Ese día tuve un pequeño descanso, me di cuenta en ese momento que hacía tiempo que ya no confiaba en el Señor, el dejarme ir fue como un desprenderme de mí misma, de mis propias fuerzas y seguridades. Sentí que volvía a los brazos del Señor… Era como un volverme al Padre.

Después de eso, cuando iba a la Santa Eucaristía era como si el Señor me hablara y me animara a través de las homilías del padre Salva… me llegaban al corazón.

Desde aquel momento también comencé a vivir las Adoraciones de una manera diferente, el Señor iba abriendo mi corazón, y yo le pedía que aumentara mi fe, pues habían momentos que me venía abajo, era como un volver a mi sequedad espiritual, a mis miedos y frustraciones.

En más de una ocasión hablé con el padre Salva, y cuando hablaba con él, al transcurrir los días, era como si el Señor me daba respuestas y me habría camino… me daba luz para entender ciertas situaciones de mi vida… y comencé a desear más y más un encuentro con el Señor.

Todo me invitaba a ello; el padre, la gente con la que comparto en la Parroquia. Yo veía en ellos la acción del Espíritu Santo, veía tanta alegría en sus rostros… y además una gran devoción por la Virgen María. Veía una convicción en su fe… y yo comencé a desearlo, a pedirlo sobre todo, pues mi fe ha sido muy inestable, sobre todo la he vivido a la sombra de los demás y siempre a medias. Sentirme en un constante «volver a lo mismo» me mortificaba.

En enero comencé a acercarme a la Virgen, a rezar a diario el Santo Rosario, a pedirle su intercesión; estaba pasando por unos días muy oscuros en mi vida personal y espiritual, me sentía en un abismo, me resultaba imposible salir de esa situación. Era como si la vida se me consumiese. Pero el Señor puso en mí la voluntad de pedir intercesión y ayuda a Nuestra Madre del Cielo.
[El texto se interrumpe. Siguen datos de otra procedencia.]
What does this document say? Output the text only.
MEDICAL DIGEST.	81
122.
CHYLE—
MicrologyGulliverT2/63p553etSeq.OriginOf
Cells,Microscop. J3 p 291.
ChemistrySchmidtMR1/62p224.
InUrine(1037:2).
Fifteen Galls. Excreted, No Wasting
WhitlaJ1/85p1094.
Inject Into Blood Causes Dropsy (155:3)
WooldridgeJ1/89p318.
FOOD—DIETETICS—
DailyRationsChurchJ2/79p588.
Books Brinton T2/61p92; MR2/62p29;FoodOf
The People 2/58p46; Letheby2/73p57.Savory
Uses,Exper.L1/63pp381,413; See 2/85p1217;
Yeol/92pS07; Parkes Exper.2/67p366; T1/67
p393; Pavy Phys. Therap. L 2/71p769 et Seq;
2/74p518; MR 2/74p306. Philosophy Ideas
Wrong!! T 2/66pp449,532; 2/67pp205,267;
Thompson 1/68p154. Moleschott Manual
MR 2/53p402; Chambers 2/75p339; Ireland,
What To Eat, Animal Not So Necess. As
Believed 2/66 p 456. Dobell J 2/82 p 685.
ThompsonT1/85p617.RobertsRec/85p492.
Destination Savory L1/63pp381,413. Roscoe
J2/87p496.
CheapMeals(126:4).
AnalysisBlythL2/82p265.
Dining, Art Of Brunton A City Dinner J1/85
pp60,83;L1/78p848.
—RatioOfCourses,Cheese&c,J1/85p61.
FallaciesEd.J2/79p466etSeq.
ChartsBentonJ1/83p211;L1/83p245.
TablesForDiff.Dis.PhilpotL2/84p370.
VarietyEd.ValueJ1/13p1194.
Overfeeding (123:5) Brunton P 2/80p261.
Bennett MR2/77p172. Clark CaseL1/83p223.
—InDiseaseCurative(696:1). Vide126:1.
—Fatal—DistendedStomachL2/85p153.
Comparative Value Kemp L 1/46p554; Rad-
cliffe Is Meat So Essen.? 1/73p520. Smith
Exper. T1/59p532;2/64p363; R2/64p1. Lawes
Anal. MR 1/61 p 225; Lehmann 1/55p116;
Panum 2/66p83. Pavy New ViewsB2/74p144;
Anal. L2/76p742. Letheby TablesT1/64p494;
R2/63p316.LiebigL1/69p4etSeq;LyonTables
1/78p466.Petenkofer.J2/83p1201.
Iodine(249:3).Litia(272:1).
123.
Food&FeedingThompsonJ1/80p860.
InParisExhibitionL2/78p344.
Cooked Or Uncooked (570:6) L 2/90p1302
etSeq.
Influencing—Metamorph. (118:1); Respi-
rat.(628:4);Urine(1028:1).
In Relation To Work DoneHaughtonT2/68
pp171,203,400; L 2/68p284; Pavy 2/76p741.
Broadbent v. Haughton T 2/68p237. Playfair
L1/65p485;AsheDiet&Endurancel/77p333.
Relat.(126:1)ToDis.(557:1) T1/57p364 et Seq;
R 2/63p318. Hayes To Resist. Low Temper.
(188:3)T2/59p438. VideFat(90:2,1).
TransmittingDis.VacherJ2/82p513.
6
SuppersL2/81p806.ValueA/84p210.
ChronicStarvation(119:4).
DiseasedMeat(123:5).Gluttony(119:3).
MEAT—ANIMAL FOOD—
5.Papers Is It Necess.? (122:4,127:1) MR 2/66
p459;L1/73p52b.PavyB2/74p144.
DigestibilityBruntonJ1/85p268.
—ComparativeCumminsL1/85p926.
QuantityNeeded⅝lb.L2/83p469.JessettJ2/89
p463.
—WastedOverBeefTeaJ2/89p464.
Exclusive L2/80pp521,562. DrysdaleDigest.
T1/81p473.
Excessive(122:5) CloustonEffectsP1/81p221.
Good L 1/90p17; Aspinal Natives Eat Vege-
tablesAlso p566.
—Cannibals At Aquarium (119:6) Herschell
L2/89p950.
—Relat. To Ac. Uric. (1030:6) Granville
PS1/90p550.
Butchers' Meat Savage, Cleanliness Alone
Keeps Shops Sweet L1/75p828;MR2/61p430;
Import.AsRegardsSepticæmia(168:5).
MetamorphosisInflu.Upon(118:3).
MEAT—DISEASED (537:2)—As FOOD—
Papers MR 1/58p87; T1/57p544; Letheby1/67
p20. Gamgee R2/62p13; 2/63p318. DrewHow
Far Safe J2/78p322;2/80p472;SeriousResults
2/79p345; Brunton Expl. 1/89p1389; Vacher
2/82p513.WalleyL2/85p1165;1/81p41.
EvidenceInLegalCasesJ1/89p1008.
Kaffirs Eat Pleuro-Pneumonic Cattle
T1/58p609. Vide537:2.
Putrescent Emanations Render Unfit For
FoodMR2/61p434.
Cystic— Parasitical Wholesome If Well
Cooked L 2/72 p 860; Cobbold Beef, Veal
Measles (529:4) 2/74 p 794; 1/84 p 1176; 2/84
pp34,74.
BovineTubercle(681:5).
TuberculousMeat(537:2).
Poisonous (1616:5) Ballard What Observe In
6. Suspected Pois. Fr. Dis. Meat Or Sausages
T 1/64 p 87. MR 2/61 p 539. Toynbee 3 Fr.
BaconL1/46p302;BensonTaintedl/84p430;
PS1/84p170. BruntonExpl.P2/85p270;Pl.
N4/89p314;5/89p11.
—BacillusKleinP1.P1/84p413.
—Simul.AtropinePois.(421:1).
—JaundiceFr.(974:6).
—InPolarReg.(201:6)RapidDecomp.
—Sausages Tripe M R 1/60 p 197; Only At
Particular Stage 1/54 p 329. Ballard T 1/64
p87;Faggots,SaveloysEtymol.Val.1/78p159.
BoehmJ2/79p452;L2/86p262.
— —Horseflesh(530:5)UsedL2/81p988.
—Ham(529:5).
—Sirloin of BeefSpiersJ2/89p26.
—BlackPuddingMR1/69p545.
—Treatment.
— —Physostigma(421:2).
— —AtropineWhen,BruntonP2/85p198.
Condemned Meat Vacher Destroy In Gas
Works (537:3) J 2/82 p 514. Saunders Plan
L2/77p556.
Comencé a experimentar un cambio en mi vida, calma en mis pensamientos. Los miedos que tanto me dominaban y agobiaban se iban poco a poco, enseguida lo noté (pues aquello se había convertido en mi pan de cada día). Desde ese momento experimenté más cercanía al Señor… veía su mano en mi vida. Yo no paraba de decirle a mi familia: «El Señor me ha escuchado… El Señor me ha escuchado.» Ellos notaron en mí un cambio.

Al final veía que el Señor me daba más de lo que le pedía, pues me iba dando otras gracias. El Señor me concedió más amor y cercanía a Nuestra Madre del Cielo y más confianza en Él.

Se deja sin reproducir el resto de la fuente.